@Annotations

On the previous guide you saw how to map resolvers (callables) from a existing SDL (.graphql or .gql). Annotations enables the other way around, it provides a GraphQL SDL from annotated PHP code.

Thank you Doctrine

Siler's GraphQL Annotations uses the super-powers from Doctrine's Annotations and like any other dependency, is a peer that we should explicitly require:

$ composer require doctrine/annotations

What is available:

There are 9 annotations fulfilling the GraphQL's ecosystem:

Class annotations are:

  • ObjectType

  • InterfaceType

  • InputType

  • EnumType

  • UnionType

  • Directive

Complementary method and property annotations are:

  • Field

  • Args

  • EnumVal

They follow a ubiquitous language to GraphQL spec, so if you know GraphQL, there is nothing new here, you probably already know what each of them does just by its name.

Hello, World!

Let's start by defining our root query:

<?php declare(strict_types=1);

namespace App;

use GraphQL\Type\Definition\ResolveInfo;
use Siler\GraphQL\Annotation\Field;
use Siler\GraphQL\Annotation\ObjectType;

/** @ObjectType */
class Query
{
    /** @Field(description="A common greet") */
    public static function hello(): string
    {
        return 'Hello, World!';
    }
}

The ObjectType name will be inferred by the class name, so it will already be Query.

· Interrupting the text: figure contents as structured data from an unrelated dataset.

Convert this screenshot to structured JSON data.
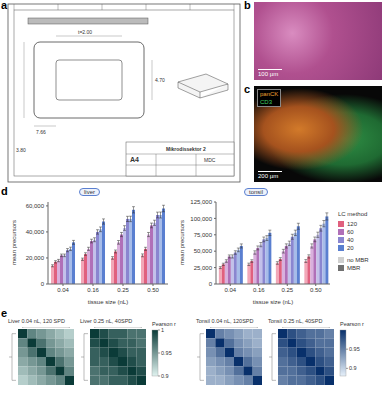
{
  "chart_data": [
    {
      "type": "bar",
      "title": "liver",
      "x_label": "tissue size (nL)",
      "y_label": "mean precursors",
      "categories": [
        "0.04",
        "0.16",
        "0.25",
        "0.50"
      ],
      "ylim": [
        0,
        63000
      ],
      "yticks": [
        0,
        {
          "value": 20000,
          "label": "20,000"
        },
        {
          "value": 40000,
          "label": "40,000"
        },
        {
          "value": 60000,
          "label": "60,000"
        }
      ],
      "grid": false,
      "legend_title": "LC method",
      "series": [
        {
          "name": "120",
          "mbr": "no MBR",
          "color": "#f2a8b8",
          "values": [
            14000,
            19000,
            20000,
            22000
          ],
          "errors": [
            800,
            900,
            1000,
            1100
          ]
        },
        {
          "name": "120",
          "mbr": "MBR",
          "color": "#e0607e",
          "values": [
            17000,
            23000,
            25000,
            27000
          ],
          "errors": [
            900,
            1000,
            1100,
            1200
          ]
        },
        {
          "name": "60",
          "mbr": "no MBR",
          "color": "#d9b0dd",
          "values": [
            18000,
            27000,
            32000,
            38000
          ],
          "errors": [
            900,
            1200,
            1400,
            1600
          ]
        },
        {
          "name": "60",
          "mbr": "MBR",
          "color": "#b070b8",
          "values": [
            22000,
            33000,
            38000,
            45000
          ],
          "errors": [
            1000,
            1400,
            1600,
            1800
          ]
        },
        {
          "name": "40",
          "mbr": "no MBR",
          "color": "#c3c1ea",
          "values": [
            22000,
            34000,
            43000,
            47000
          ],
          "errors": [
            1000,
            1500,
            1800,
            2000
          ]
        },
        {
          "name": "40",
          "mbr": "MBR",
          "color": "#8a86d0",
          "values": [
            26000,
            40000,
            50000,
            53000
          ],
          "errors": [
            1200,
            1700,
            2000,
            2200
          ]
        },
        {
          "name": "20",
          "mbr": "no MBR",
          "color": "#a7bce9",
          "values": [
            27000,
            42000,
            50000,
            53000
          ],
          "errors": [
            1300,
            1800,
            2100,
            2300
          ]
        },
        {
          "name": "20",
          "mbr": "MBR",
          "color": "#5a7fd0",
          "values": [
            32000,
            48000,
            57000,
            58000
          ],
          "errors": [
            1500,
            2000,
            2400,
            2500
          ]
        }
      ]
    },
    {
      "type": "bar",
      "title": "tonsil",
      "x_label": "tissue size (nL)",
      "y_label": "mean precursors",
      "categories": [
        "0.04",
        "0.16",
        "0.25",
        "0.50"
      ],
      "ylim": [
        0,
        125000
      ],
      "yticks": [
        0,
        {
          "value": 25000,
          "label": "25,000"
        },
        {
          "value": 50000,
          "label": "50,000"
        },
        {
          "value": 75000,
          "label": "75,000"
        },
        {
          "value": 100000,
          "label": "100,000"
        },
        {
          "value": 125000,
          "label": "125,000"
        }
      ],
      "grid": false,
      "legend_title": "LC method",
      "series": [
        {
          "name": "120",
          "mbr": "no MBR",
          "color": "#f2a8b8",
          "values": [
            25000,
            30000,
            32000,
            35000
          ],
          "errors": [
            1500,
            1800,
            2000,
            2200
          ]
        },
        {
          "name": "120",
          "mbr": "MBR",
          "color": "#e0607e",
          "values": [
            30000,
            35000,
            38000,
            42000
          ],
          "errors": [
            1700,
            2000,
            2200,
            2500
          ]
        },
        {
          "name": "60",
          "mbr": "no MBR",
          "color": "#d9b0dd",
          "values": [
            35000,
            48000,
            50000,
            58000
          ],
          "errors": [
            2000,
            2600,
            2800,
            3200
          ]
        },
        {
          "name": "60",
          "mbr": "MBR",
          "color": "#b070b8",
          "values": [
            42000,
            55000,
            58000,
            68000
          ],
          "errors": [
            2300,
            3000,
            3200,
            3600
          ]
        },
        {
          "name": "40",
          "mbr": "no MBR",
          "color": "#c3c1ea",
          "values": [
            42000,
            60000,
            62000,
            75000
          ],
          "errors": [
            2400,
            3200,
            3400,
            4000
          ]
        },
        {
          "name": "40",
          "mbr": "MBR",
          "color": "#8a86d0",
          "values": [
            48000,
            68000,
            72000,
            85000
          ],
          "errors": [
            2700,
            3600,
            3800,
            4400
          ]
        },
        {
          "name": "20",
          "mbr": "no MBR",
          "color": "#a7bce9",
          "values": [
            52000,
            70000,
            78000,
            92000
          ],
          "errors": [
            2800,
            3700,
            4100,
            4800
          ]
        },
        {
          "name": "20",
          "mbr": "MBR",
          "color": "#5a7fd0",
          "values": [
            58000,
            78000,
            88000,
            103000
          ],
          "errors": [
            3100,
            4100,
            4600,
            5400
          ]
        }
      ]
    }
  ],
  "panels": {
    "a": {
      "label": "a",
      "dimensions": [
        "t=2.00",
        "7.66",
        "4.70",
        "3.80"
      ],
      "title_block": [
        "Mikrodissektor 2",
        "A4",
        "MDC"
      ]
    },
    "b": {
      "label": "b",
      "scale_bar": "100 µm"
    },
    "c": {
      "label": "c",
      "markers": [
        {
          "name": "panCK",
          "color": "#f0a030"
        },
        {
          "name": "CD3",
          "color": "#40d060"
        }
      ],
      "scale_bar": "200 µm"
    },
    "d": {
      "label": "d"
    },
    "e": {
      "label": "e",
      "groups": [
        {
          "colorbar": {
            "label": "Pearson r",
            "range": [
              0.9,
              1
            ],
            "ticks": [
              0.9,
              0.95,
              1
            ],
            "colors": [
              "#e0f3f0",
              "#0b3b38"
            ]
          },
          "heatmaps": [
            {
              "title": "Liver 0.04 nL, 120 SPD",
              "cells": [
                [
                  1,
                  0.96,
                  0.95,
                  0.94,
                  0.93,
                  0.92
                ],
                [
                  0.96,
                  1,
                  0.97,
                  0.95,
                  0.94,
                  0.93
                ],
                [
                  0.95,
                  0.97,
                  1,
                  0.96,
                  0.95,
                  0.94
                ],
                [
                  0.94,
                  0.95,
                  0.96,
                  1,
                  0.97,
                  0.95
                ],
                [
                  0.93,
                  0.94,
                  0.95,
                  0.97,
                  1,
                  0.96
                ],
                [
                  0.92,
                  0.93,
                  0.94,
                  0.95,
                  0.96,
                  1
                ]
              ]
            },
            {
              "title": "Liver 0.25 nL, 40SPD",
              "cells": [
                [
                  1,
                  0.99,
                  0.98,
                  0.98,
                  0.97,
                  0.97
                ],
                [
                  0.99,
                  1,
                  0.99,
                  0.98,
                  0.98,
                  0.97
                ],
                [
                  0.98,
                  0.99,
                  1,
                  0.99,
                  0.98,
                  0.98
                ],
                [
                  0.98,
                  0.98,
                  0.99,
                  1,
                  0.99,
                  0.98
                ],
                [
                  0.97,
                  0.98,
                  0.98,
                  0.99,
                  1,
                  0.99
                ],
                [
                  0.97,
                  0.97,
                  0.98,
                  0.98,
                  0.99,
                  1
                ]
              ]
            }
          ]
        },
        {
          "colorbar": {
            "label": "Pearson r",
            "range": [
              0.88,
              1
            ],
            "ticks": [
              0.9,
              0.95
            ],
            "colors": [
              "#e6f0fa",
              "#08306b"
            ]
          },
          "heatmaps": [
            {
              "title": "Tonsil 0.04 nL, 120SPD",
              "cells": [
                [
                  1,
                  0.95,
                  0.94,
                  0.93,
                  0.92,
                  0.92
                ],
                [
                  0.95,
                  1,
                  0.96,
                  0.94,
                  0.93,
                  0.92
                ],
                [
                  0.94,
                  0.96,
                  1,
                  0.95,
                  0.94,
                  0.93
                ],
                [
                  0.93,
                  0.94,
                  0.95,
                  1,
                  0.96,
                  0.94
                ],
                [
                  0.92,
                  0.93,
                  0.94,
                  0.96,
                  1,
                  0.95
                ],
                [
                  0.92,
                  0.92,
                  0.93,
                  0.94,
                  0.95,
                  1
                ]
              ]
            },
            {
              "title": "Tonsil 0.25 nL, 40SPD",
              "cells": [
                [
                  1,
                  0.98,
                  0.97,
                  0.96,
                  0.96,
                  0.95
                ],
                [
                  0.98,
                  1,
                  0.98,
                  0.97,
                  0.96,
                  0.96
                ],
                [
                  0.97,
                  0.98,
                  1,
                  0.98,
                  0.97,
                  0.96
                ],
                [
                  0.96,
                  0.97,
                  0.98,
                  1,
                  0.98,
                  0.97
                ],
                [
                  0.96,
                  0.96,
                  0.97,
                  0.98,
                  1,
                  0.98
                ],
                [
                  0.95,
                  0.96,
                  0.96,
                  0.97,
                  0.98,
                  1
                ]
              ]
            }
          ]
        }
      ]
    }
  }
}
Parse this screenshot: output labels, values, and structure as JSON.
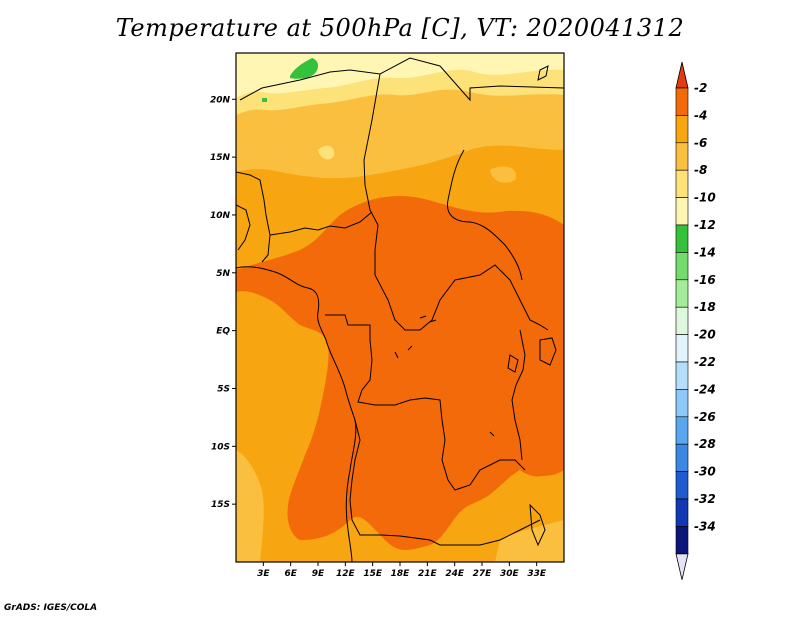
{
  "title": "Temperature at 500hPa [C], VT: 2020041312",
  "credit": "GrADS: IGES/COLA",
  "map": {
    "lon_range": [
      0,
      36
    ],
    "lat_range": [
      -20,
      24
    ],
    "x_ticks": [
      {
        "lon": 3,
        "label": "3E"
      },
      {
        "lon": 6,
        "label": "6E"
      },
      {
        "lon": 9,
        "label": "9E"
      },
      {
        "lon": 12,
        "label": "12E"
      },
      {
        "lon": 15,
        "label": "15E"
      },
      {
        "lon": 18,
        "label": "18E"
      },
      {
        "lon": 21,
        "label": "21E"
      },
      {
        "lon": 24,
        "label": "24E"
      },
      {
        "lon": 27,
        "label": "27E"
      },
      {
        "lon": 30,
        "label": "30E"
      },
      {
        "lon": 33,
        "label": "33E"
      }
    ],
    "y_ticks": [
      {
        "lat": 20,
        "label": "20N"
      },
      {
        "lat": 15,
        "label": "15N"
      },
      {
        "lat": 10,
        "label": "10N"
      },
      {
        "lat": 5,
        "label": "5N"
      },
      {
        "lat": 0,
        "label": "EQ"
      },
      {
        "lat": -5,
        "label": "5S"
      },
      {
        "lat": -10,
        "label": "10S"
      },
      {
        "lat": -15,
        "label": "15S"
      }
    ]
  },
  "colorbar": {
    "labels": [
      "-2",
      "-4",
      "-6",
      "-8",
      "-10",
      "-12",
      "-14",
      "-16",
      "-18",
      "-20",
      "-22",
      "-24",
      "-26",
      "-28",
      "-30",
      "-32",
      "-34"
    ],
    "colors": [
      "#e63a10",
      "#f26a0a",
      "#f7a510",
      "#fbbf3f",
      "#fde27a",
      "#fff6b4",
      "#34c13c",
      "#74dc6c",
      "#a4ec98",
      "#ddf8dd",
      "#e2f3fb",
      "#b4defa",
      "#8cc8f8",
      "#5aa6ef",
      "#3a88e4",
      "#1e5ad0",
      "#1238b4",
      "#0c167a",
      "#e4e4f6"
    ]
  },
  "colors": {
    "warm1": "#f26a0a",
    "warm2": "#f7a510",
    "warm3": "#fbbf3f",
    "warm4": "#fde27a",
    "warm5": "#fff6b4",
    "green": "#34c13c"
  }
}
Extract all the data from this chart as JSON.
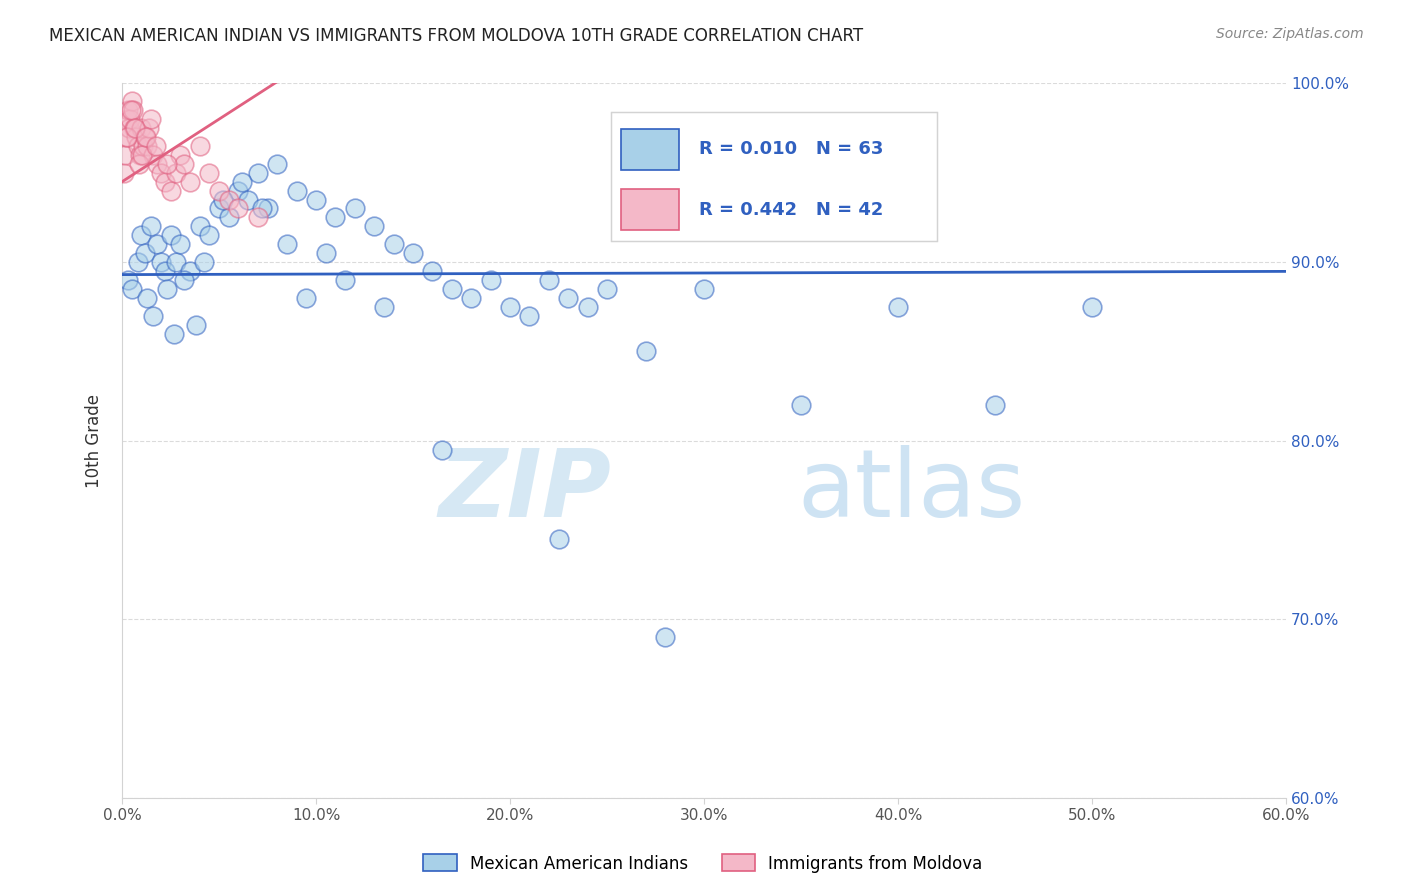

Then we just provide this class to the annotated function on the Siler\GraphQL namespace:

<?php declare(strict_types=1);

namespace App;

use function Siler\GraphQL\{annotated, init};

require_once __DIR__ . '/vendor/autoload.php';

$schema = annotated([Query::class]);
init($schema);

And that is it! It auto-magically servers the following SDL:

type Query {
  """
  A common greet
  """
  hello: String!
}

With the static hello method body already playing the resolver role, so:

query {
  hello
}

Returns:

{
  "data": {
    "hello": "Hello, World!"
  }
}

For a full-featured example, please take a look at: github.com/leocavalcante/siler/examples/graphql-annotations

Caching

Parsing docblocks can be expensive, on production environments is recommended to cache this process by using a caching reader.

First, install doctrine/cache:

composer require doctrine/cache

Then pass a Doctrine\Common\Cache\Cache to Siler\GraphQL\Deannotator::cache() like:

Siler\GraphQL\Deannotator::cache(new ApcuCache());

Make sure you do this before the annotated() call.